Food Give No Barrier To Mankind
That's what they said. But I dont think I feel that all the times.
Jadi kisahnya begini. Saya memiliki seorang kenalan. Saya kira awalnya karena sama-sama menghadapi periode kegelapan, saya akan tetap memiliki seorang sahabat. Tapi rupanya masa-masa itu sudah berlalu. Hanya satu yang masih tertinggal saat semuanya melejit dan saya masih merangkak pelan.
Satu waktu kenalan itu mengajak saya untuk makan malam di restoran Thai kecil yang nikmat dekat rumah kami. Saya bermaksud membalas kebaikannya dengan mengirimkan Klappertaart buatan saya untuk keluarganya. Karena dulu saya masih sering berbagi Klappertaart dengan ibunya. Tapi jawaban yang mengecewakan saat saya mengeluhkan betapa susah untuk mengubunginya, "Gua kan nggak minta!". Sakitnya tuh di sini. #tunjukdada
Sekali waktu, berkenaan dengan kenalan yang sama, mengatakan akan memesan bronis untuk perusahaan tempatnya bekerja. Saya mengirimkan penawaran. Tapi tak ada kabar. Saya hubungi tak ada jawaban. Saya menanti-nanti dengan harap. Akhirnya setelah sekian lama ternyata jawabannya pun hanya menghasilkan kekecewaan.
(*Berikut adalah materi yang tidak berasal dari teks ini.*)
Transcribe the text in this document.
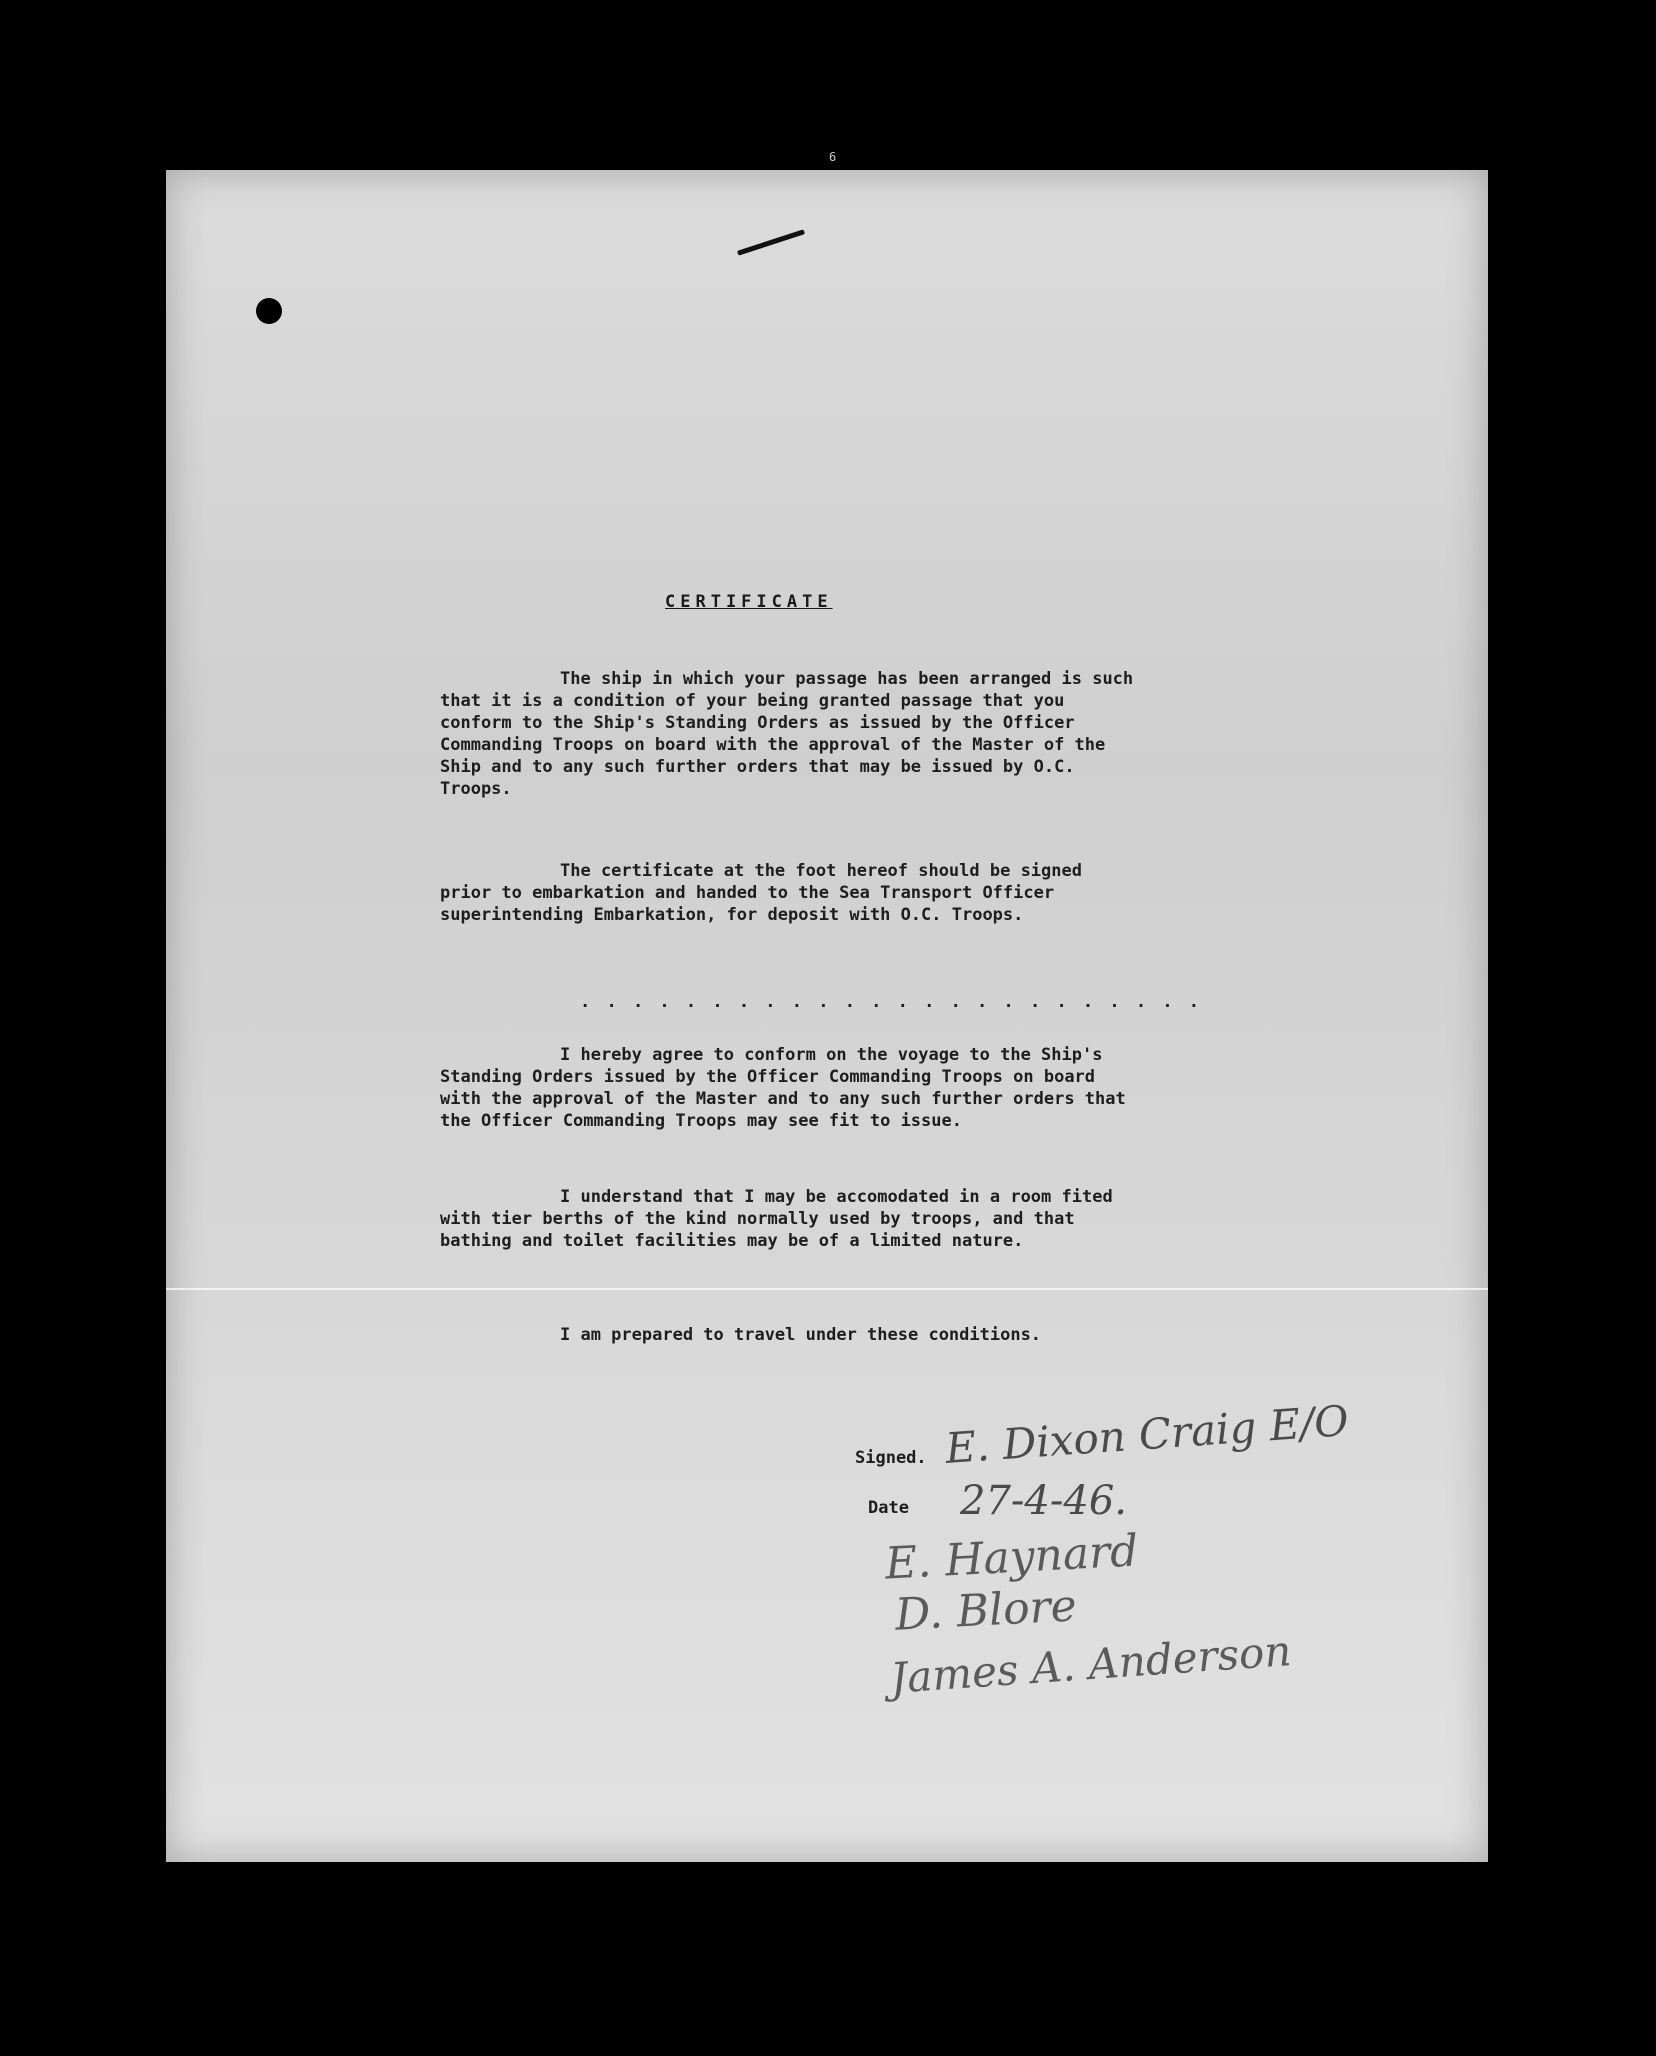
6
CERTIFICATE
The ship in which your passage has been arranged is such that it is a condition of your being granted passage that you conform to the Ship's Standing Orders as issued by the Officer Commanding Troops on board with the approval of the Master of the Ship and to any such further orders that may be issued by O.C. Troops.
The certificate at the foot hereof should be signed prior to embarkation and handed to the Sea Transport Officer superintending Embarkation, for deposit with O.C. Troops.
. . . . . . . . . . . . . . . . . . . . . . . .
I hereby agree to conform on the voyage to the Ship's Standing Orders issued by the Officer Commanding Troops on board with the approval of the Master and to any such further orders that the Officer Commanding Troops may see fit to issue.
I understand that I may be accomodated in a room fited with tier berths of the kind normally used by troops, and that bathing and toilet facilities may be of a limited nature.
I am prepared to travel under these conditions.
Signed. E. Dixon Craig E/O
Date 27-4-46.
E. Haynard
D. Blore
James A. Anderson
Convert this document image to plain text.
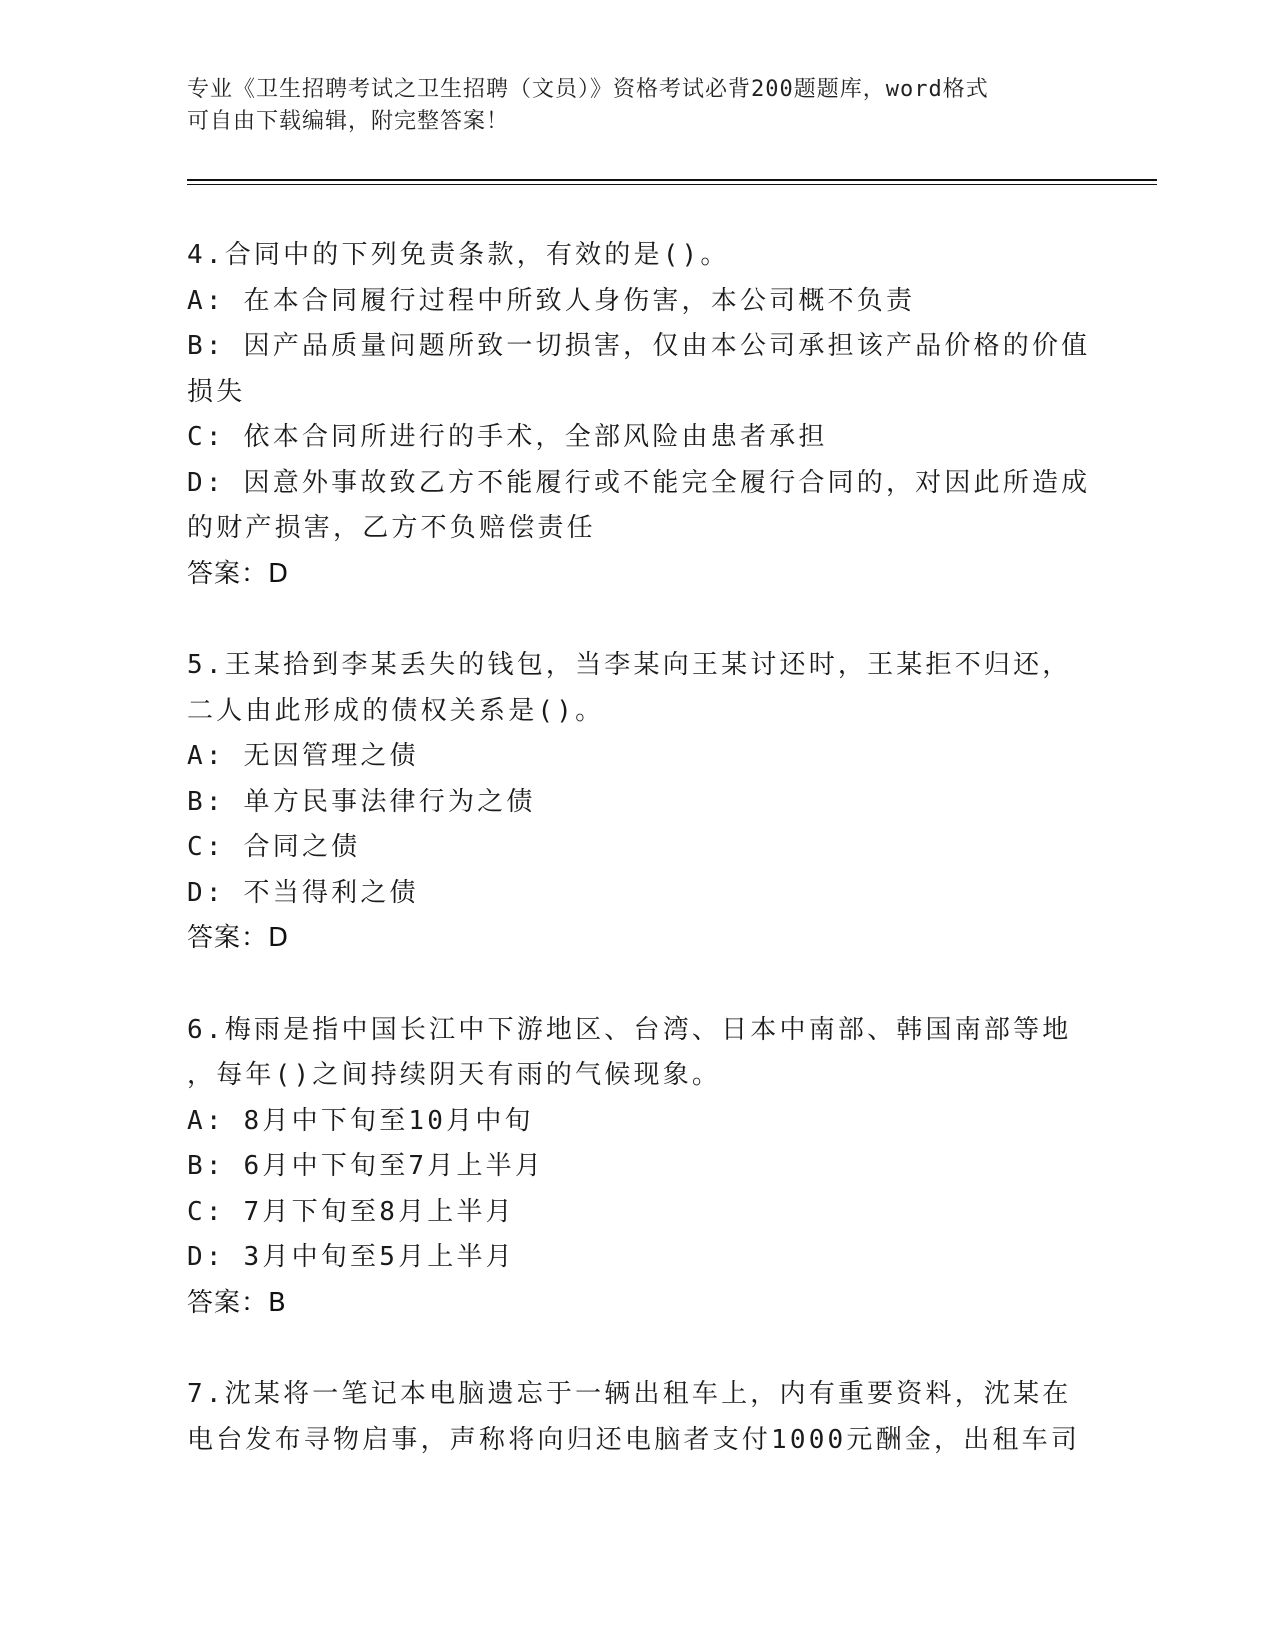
专业《卫生招聘考试之卫生招聘（文员）》资格考试必背200题题库，word格式
可自由下载编辑，附完整答案！
4.合同中的下列免责条款，有效的是()。
A: 在本合同履行过程中所致人身伤害，本公司概不负责
B: 因产品质量问题所致一切损害，仅由本公司承担该产品价格的价值
损失
C: 依本合同所进行的手术，全部风险由患者承担
D: 因意外事故致乙方不能履行或不能完全履行合同的，对因此所造成
的财产损害，乙方不负赔偿责任
答案：D
5.王某拾到李某丢失的钱包，当李某向王某讨还时，王某拒不归还，
二人由此形成的债权关系是()。
A: 无因管理之债
B: 单方民事法律行为之债
C: 合同之债
D: 不当得利之债
答案：D
6.梅雨是指中国长江中下游地区、台湾、日本中南部、韩国南部等地
，每年()之间持续阴天有雨的气候现象。
A: 8月中下旬至10月中旬
B: 6月中下旬至7月上半月
C: 7月下旬至8月上半月
D: 3月中旬至5月上半月
答案：B
7.沈某将一笔记本电脑遗忘于一辆出租车上，内有重要资料，沈某在
电台发布寻物启事，声称将向归还电脑者支付1000元酬金，出租车司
Sekali waktu kenalan itu mengisyaratkan ingin carrot cake buatan saya berdua untuknya dan teman lamanya. Saya tanya kapan, dia hanya menjawab kapan saja. Oke saya bermaksud membuatnya saat setelah Lebaran, berdekatan dengan ulang tahunnya. Saaat itu beliau menjelaskan ongkosnya akan dibagi berdua dengan teman lamanya. Saya tidak bermaksud menagih bagian yang akan ditanggungnya. Tapi entah bagaimana rupanya bagian yang akan ditujukan kepada teman lamanya itu rupanya tidak jadi dibayarkan. Saya sungguh sangat amat kecewa. Dia menyangka kue yg dibagi dua itu gratis juga untuk teman lamanya yang bahkan saya tidak kenal.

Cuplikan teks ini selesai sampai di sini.